How to work with massive media data sets?

Early 21st century media researchers have access to unprecedented amounts of media–more than they can possibly study, let alone simply watch or even search. A number of interconnected developments which took place between 1990 and 2010–the digitization of analog media collections, a decrease in prices and expanding capacities of portable computer-based media devices (laptops, tablets, phones, cameras, etc.), the rise of user-generated content and social media, and globalization (which increased the number of agents and institutions producing media around the world)–led to an exponential increase in the quantity of media while simultaneously making it much easier to find, share, teach with, and research. Waiting to be “digged” into are hundreds of billions of videos on YouTube and photographs on Facebook (according to the stats provided by Facebook in the beginning of 2012, its users upload 7 billion images per month), millions of hours of television programs digitized by various national libraries and media museums, millions of digitized newspaper pages from the nineteenth and twentieth centuries (1), 150 billion snapshots of web pages covering the period from 1996 until today (2), and numerous other media sources. (For more examples of large media collections, see the list of repositories made available to the participants of Digging Into Data 2011 Competition.)

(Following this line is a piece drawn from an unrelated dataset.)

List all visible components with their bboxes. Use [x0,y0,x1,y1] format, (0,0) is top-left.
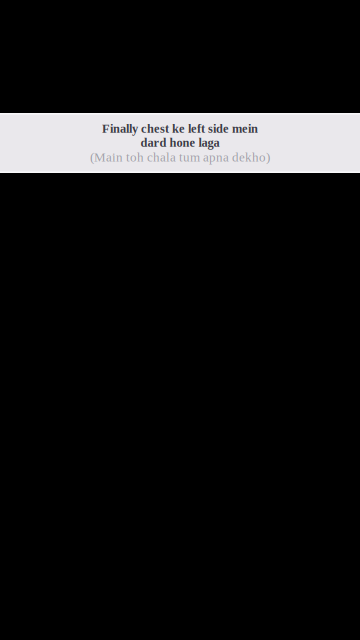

How do we take advantage of this new scale of media in practice? For instance, let’s say that we are interested in studying how presentation and interviews by political leaders are reused and contextualized by TV programs in different countries (this example comes from our application for Digging Into Data 2011[iii]). The relevant large media collections that were available at the time we were working on our application (June 2011) include 1,800 Barack Obama official White House videos, 500 George W. Bush Presidential Speeches, 21,532 programs from Al Jazeera English (2007-2011), and 5,167 Democracy Now! TV programs (2001-2011). Together, these collections contain tens of thousands of hours of video. We want to describe the rhetorical, editing, and cinematographic strategies specific to each video set, understand how different stations may be using the video of political leaders in different ways, identify outliers, and find clusters of programs which share similar patterns. But how can we simply watch all of this material to begin pursuing these and other questions?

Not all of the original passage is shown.